Finra has fined Prudential Annuities Distributors Inc., a unit of Prudential Financial Inc., $950,000 for supervisory lapses in an elderly customer’s variable annuity account in which a rogue broker stole more than $1 million.
The Financial Industry Regulatory Authority Inc. handed down the fine because Prudential failed to detect and prevent the theft of approximately $1.3 million from an 89-year-old man’s VA account, according to an announcement Tuesday.
Prudential Annuities neither admitted nor denied the charges.
“There were numerous red flags raised over the course of this scheme, and Prudential Annuities Distributors’ failure to adequately respond to them allowed an unscrupulous actor to prey on an elderly customer,” said Brad Bennett, Finra’s executive vice president and chief of enforcement.
Variable annuities represent a “sweet spot” of scrutiny for Finra, because the products exist at a nexus of what the regulator looks for: complex products marketed to seniors.
MetLife Inc. was slapped with a $25 million fine to settle abuses tied to variable annuities.

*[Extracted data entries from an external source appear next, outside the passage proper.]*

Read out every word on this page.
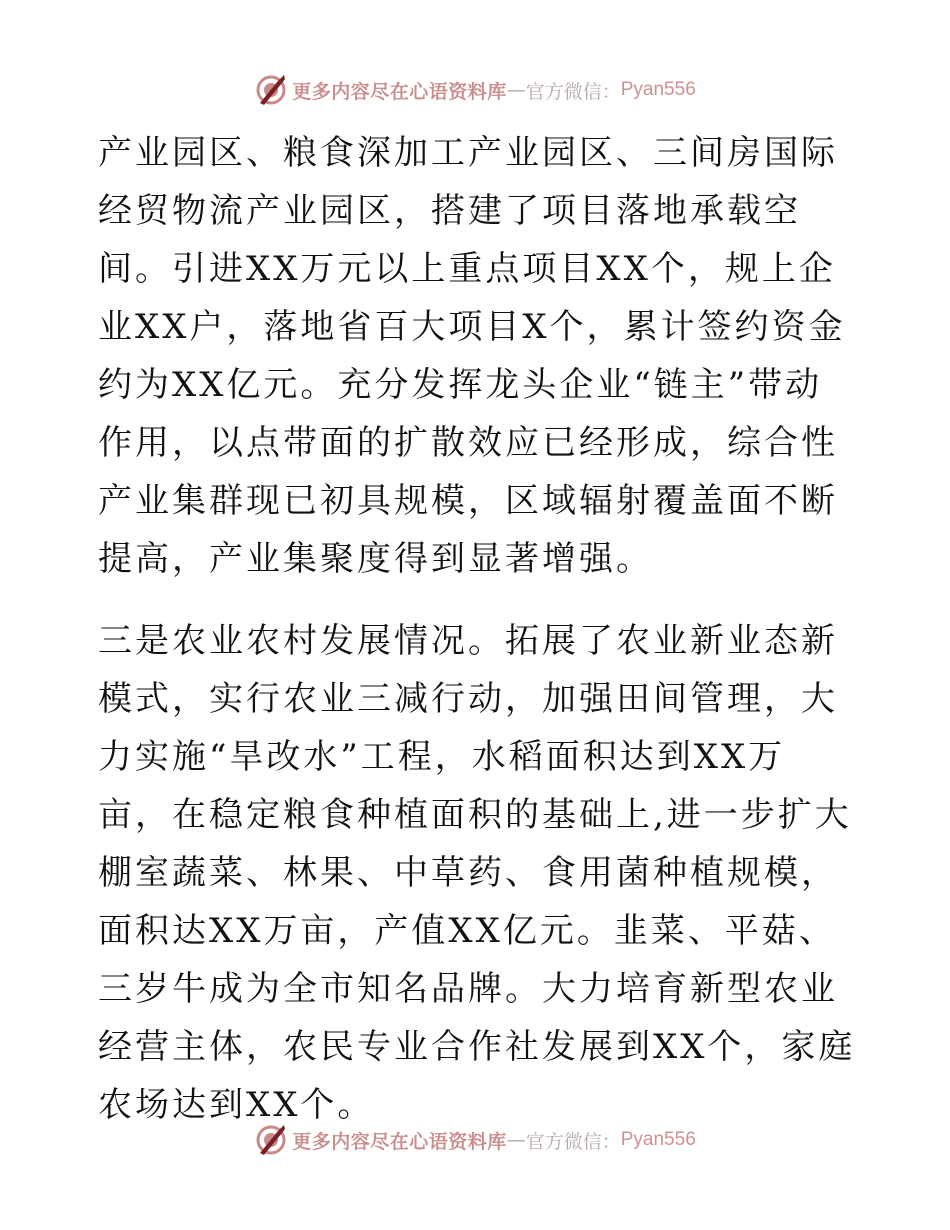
更多内容尽在心语资料库 — 官方微信： Pyan556

产业园区、粮食深加工产业园区、三间房国际经贸物流产业园区，搭建了项目落地承载空间。引进XX万元以上重点项目XX个，规上企业XX户，落地省百大项目X个，累计签约资金约为XX亿元。充分发挥龙头企业“链主”带动作用，以点带面的扩散效应已经形成，综合性产业集群现已初具规模，区域辐射覆盖面不断提高，产业集聚度得到显著增强。

三是农业农村发展情况。拓展了农业新业态新模式，实行农业三减行动，加强田间管理，大力实施“旱改水”工程，水稻面积达到XX万亩，在稳定粮食种植面积的基础上,进一步扩大棚室蔬菜、林果、中草药、食用菌种植规模，面积达XX万亩，产值XX亿元。韭菜、平菇、三岁牛成为全市知名品牌。大力培育新型农业经营主体，农民专业合作社发展到XX个，家庭农场达到XX个。

更多内容尽在心语资料库 — 官方微信： Pyan556
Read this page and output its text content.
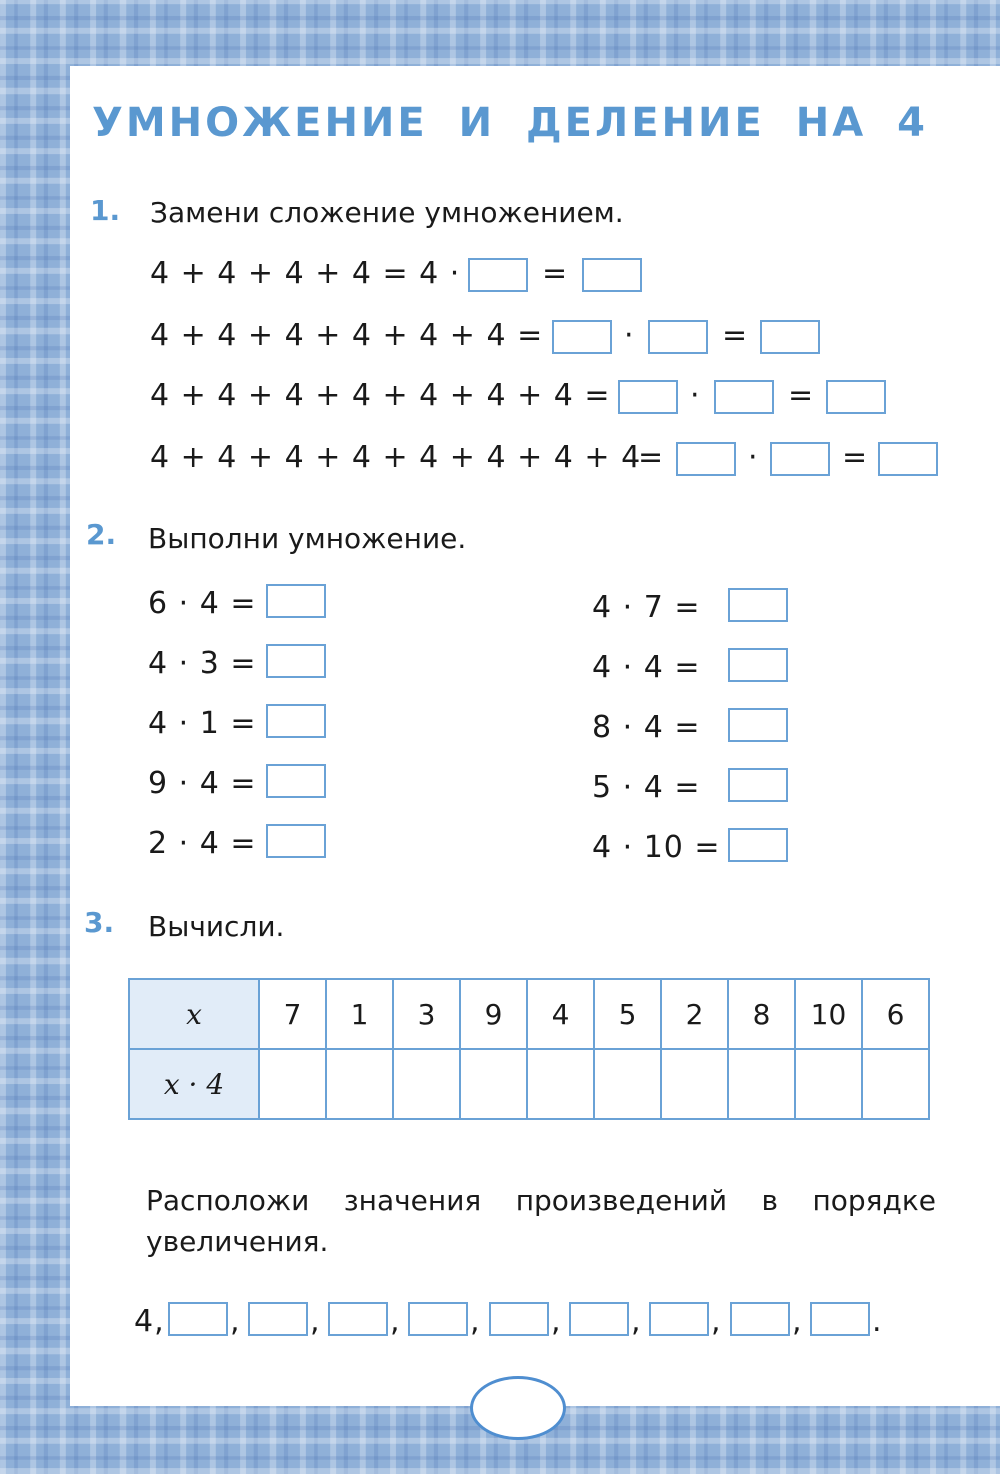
УМНОЖЕНИЕ И ДЕЛЕНИЕ НА 4
1. Замени сложение умножением.
4 + 4 + 4 + 4 = 4 ·	=
4 + 4 + 4 + 4 + 4 + 4 =	·	=
4 + 4 + 4 + 4 + 4 + 4 + 4 =	·	=
4 + 4 + 4 + 4 + 4 + 4 + 4 + 4
=	·	=
2. Выполни умножение.
6 · 4 =
4 · 3 =
4 · 1 =
9 · 4 =
2 · 4 =
4 · 7 =
4 · 4 =
8 · 4 =
5 · 4 =
4 · 10 =
3. Вычисли.
x	7	1	3	9	4	5	2	8	10	6
x · 4										
Расположи значения произведений в порядке увеличения.
4, , , , , , , , , .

It was Finra’s highest-ever penalty levied in relation to such products.
In the case of Prudential, the firm repeatedly failed to adequately investigate warning signs when Travis A. Wetzel — a former registered sales assistant at LPL Financial who was barred from the industry in 2013 and is now a convicted felon — transferred money from the customer’s account to a third-party bank account in his wife’s maiden name, according to Finra.

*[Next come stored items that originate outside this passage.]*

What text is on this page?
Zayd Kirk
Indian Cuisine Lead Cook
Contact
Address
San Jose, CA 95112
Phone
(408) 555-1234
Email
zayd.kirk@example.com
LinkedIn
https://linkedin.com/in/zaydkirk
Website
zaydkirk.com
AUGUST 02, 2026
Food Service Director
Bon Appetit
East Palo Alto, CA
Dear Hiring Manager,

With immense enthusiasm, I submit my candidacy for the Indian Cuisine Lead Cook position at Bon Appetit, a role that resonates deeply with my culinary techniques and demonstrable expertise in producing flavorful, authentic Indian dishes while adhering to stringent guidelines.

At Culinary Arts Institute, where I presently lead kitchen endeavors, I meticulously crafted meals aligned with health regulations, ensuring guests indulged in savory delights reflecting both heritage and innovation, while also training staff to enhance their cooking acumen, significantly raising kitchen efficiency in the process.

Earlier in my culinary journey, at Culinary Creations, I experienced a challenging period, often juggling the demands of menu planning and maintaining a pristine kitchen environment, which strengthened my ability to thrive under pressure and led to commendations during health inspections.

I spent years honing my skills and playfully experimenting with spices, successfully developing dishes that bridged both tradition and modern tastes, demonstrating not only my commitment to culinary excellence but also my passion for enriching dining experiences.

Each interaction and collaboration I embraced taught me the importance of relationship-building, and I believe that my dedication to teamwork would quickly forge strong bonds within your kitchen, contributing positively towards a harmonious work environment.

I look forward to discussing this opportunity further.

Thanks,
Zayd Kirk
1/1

Prudential Annuities and LPL reimbursed the customer in 2013.
“We are pleased to have resolved this matter. When we learned of the fraud committed by the unaffiliated third-party broker, we immediately initiated our own investigation and subsequently restored all missing funds to the annuity contract owner,” said Prudential spokeswoman Lisa Bennett. “We believe that the settlement is in the best interests of all concerned.”
From July 2010 through September 2012, Mr. Wetzel submitted four to five forged annuity withdrawal requests per month, representing 114 total requests, and Prudential Annuities repeatedly followed Mr. Wetzel’s instructions without adequate review, Finra said.
For example, when alerted repeated payments were being made to the same third-party payee, Prudential concluded the withdrawals were legitimate “without sufficiently investigating or determining the relationship between the customer and the person receiving funds from the customer’s account,” Finra said.
Last year, Finra ordered LPL to pay nearly $12 million in fines and restitution for widespread supervisory failures related to variable annuities and other products such as nontraded real estate investment trusts and certain exchange-traded funds.